El 8 de junio de 2007 el Juzgado Promiscuo Municipal de Santa Rosa de Viterbo impartió legalidad a la captura del mencionado funcionario judicial, en la misma oportunidad se adelantó la formulación de imputación y le fue impuesta a instancia de la Fiscalía medida de aseguramiento. Ulteriormente el imputado celebró preacuerdo con el ente acusador, el cual fue aprobado el 9 de octubre siguiente por una Sala del Tribunal de Santa Rosa de Viterbo, en la cual fungió como Magistrado el doctor Montoya Sepúlveda, motivo por el cual se profirió el correspondiente fallo de condena el 12 de febrero de 2008.
No obstante, mediante proveído del 14 de mayo de 2009, esta Sala de Casación anuló la actuación, la cual fue rehecha, trámite en curso del cual el 6 de julio del año en curso se presentó el escrito de acusación por los referidos delitos. Dado que el asunto correspondió por reparto al Magistrado Eurípides Montoya Sepúlveda, éste se declaró impedido el 24 de septiembre de 2009.
Mediante auto del pasado 14 de octubre esta Sala declaró fundado el impedimento, en cuanto aquél conformó la Sala de Decisión Penal que el 12 de febrero de 2008 profirió fallo de condena en contra de RICARDO ANTONIO MARTÍNEZ CASTILLO, es decir, por haberse pronunciado de fondo y mediante una decisión transcendente respecto del asunto (numeral 6º del artículo 56 de la Ley 906 de 2004), motivo por el cual se decidió sustraer al referido Magistrado del conocimiento del asunto, “ sin que sea necesaria la designación de su reemplazo, toda vez que no se desintegra el quórum deliberatorio y decisorio de la Sala que integra el funcionario impedido, según se concluye de lo previsto en el artículo 54 de la Ley 270 de 1996 ”.

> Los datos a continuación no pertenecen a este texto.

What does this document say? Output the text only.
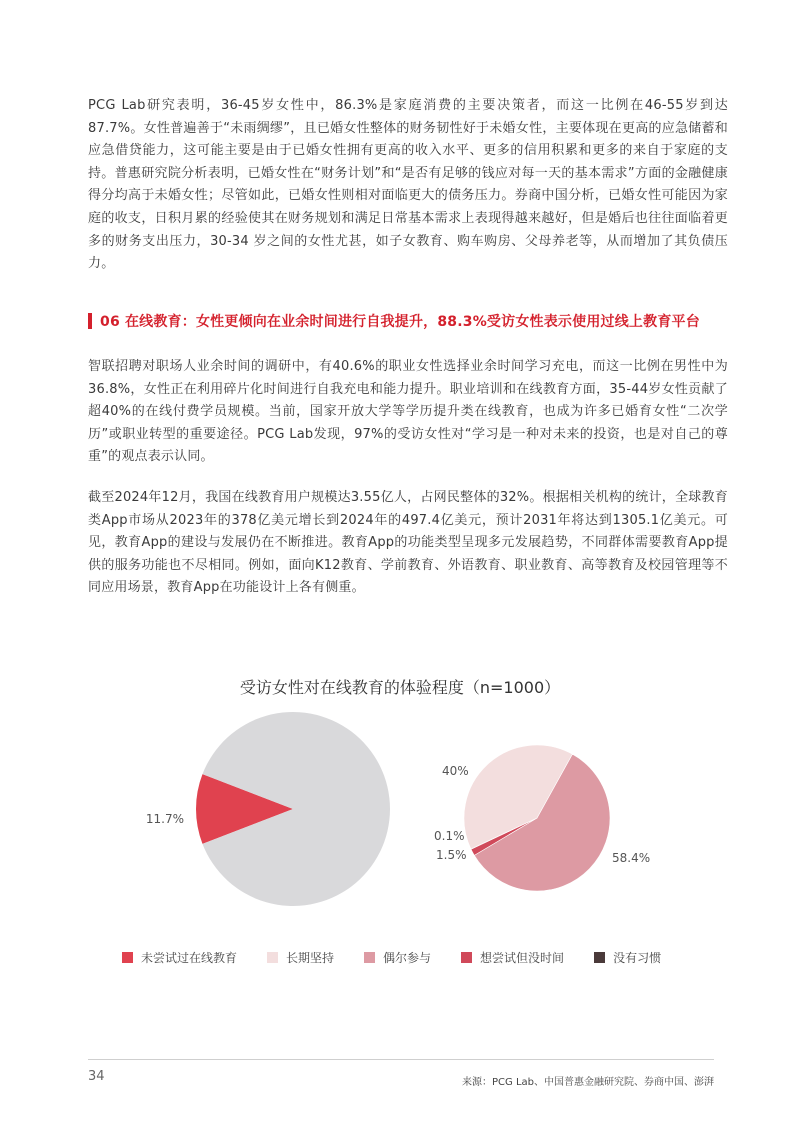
PCG Lab研究表明，36-45岁女性中，86.3%是家庭消费的主要决策者，而这一比例在46-55岁到达87.7%。女性普遍善于“未雨绸缪”，且已婚女性整体的财务韧性好于未婚女性，主要体现在更高的应急储蓄和应急借贷能力，这可能主要是由于已婚女性拥有更高的收入水平、更多的信用积累和更多的来自于家庭的支持。普惠研究院分析表明，已婚女性在“财务计划”和“是否有足够的钱应对每一天的基本需求”方面的金融健康得分均高于未婚女性；尽管如此，已婚女性则相对面临更大的债务压力。券商中国分析，已婚女性可能因为家庭的收支，日积月累的经验使其在财务规划和满足日常基本需求上表现得越来越好，但是婚后也往往面临着更多的财务支出压力，30-34 岁之间的女性尤甚，如子女教育、购车购房、父母养老等，从而增加了其负债压力。

06 在线教育：女性更倾向在业余时间进行自我提升，88.3%受访女性表示使用过线上教育平台

智联招聘对职场人业余时间的调研中，有40.6%的职业女性选择业余时间学习充电，而这一比例在男性中为36.8%，女性正在利用碎片化时间进行自我充电和能力提升。职业培训和在线教育方面，35-44岁女性贡献了超40%的在线付费学员规模。当前，国家开放大学等学历提升类在线教育，也成为许多已婚育女性“二次学历”或职业转型的重要途径。PCG Lab发现，97%的受访女性对“学习是一种对未来的投资，也是对自己的尊重”的观点表示认同。

截至2024年12月，我国在线教育用户规模达3.55亿人，占网民整体的32%。根据相关机构的统计，全球教育类App市场从2023年的378亿美元增长到2024年的497.4亿美元，预计2031年将达到1305.1亿美元。可见，教育App的建设与发展仍在不断推进。教育App的功能类型呈现多元发展趋势，不同群体需要教育App提供的服务功能也不尽相同。例如，面向K12教育、学前教育、外语教育、职业教育、高等教育及校园管理等不同应用场景，教育App在功能设计上各有侧重。

受访女性对在线教育的体验程度（n=1000）
11.7%
40%
58.4%
1.5%
0.1%
未尝试过在线教育	长期坚持	偶尔参与	想尝试但没时间	没有习惯
34	来源：PCG Lab、中国普惠金融研究院、券商中国、澎湃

Entonces, sometida a reparto la actuación, correspondió al Magistrado Jorge Enrique Gómez Ángel, quien mediante auto del 21 de octubre de esta anualidad adujo que para definir a qué Magistrado correspondía actuar como ponente debía acudirse en virtud del principio de integración reglado en el artículo 25 de la Ley 906 de 2004, al artículo 153 de la ley procesal civil, el cual señala que el magistrado impedido o recusado será reemplazado por el que le siga en turno, de modo que en este caso el asunto correspondía al Magistrado Jorge Arturo Unigarro Rosero, y por tanto, procedió a “ Declarar la incompetencia para conocer como Ponente ” y remitió las diligencias al mencionado funcionario.
Por su parte, el Magistrado Unigarro se pronunció mediante proveído del pasado 23 de octubre, en el sentido de devolver el expediente al remitente, en cuanto asevera que no es necesario acudir a la legislación procesal civil, sino asignar administrativamente el diligenciamiento por reparto, como en efecto ocurrió, de modo que retornó el proceso al Magistrado Gómez Ángel.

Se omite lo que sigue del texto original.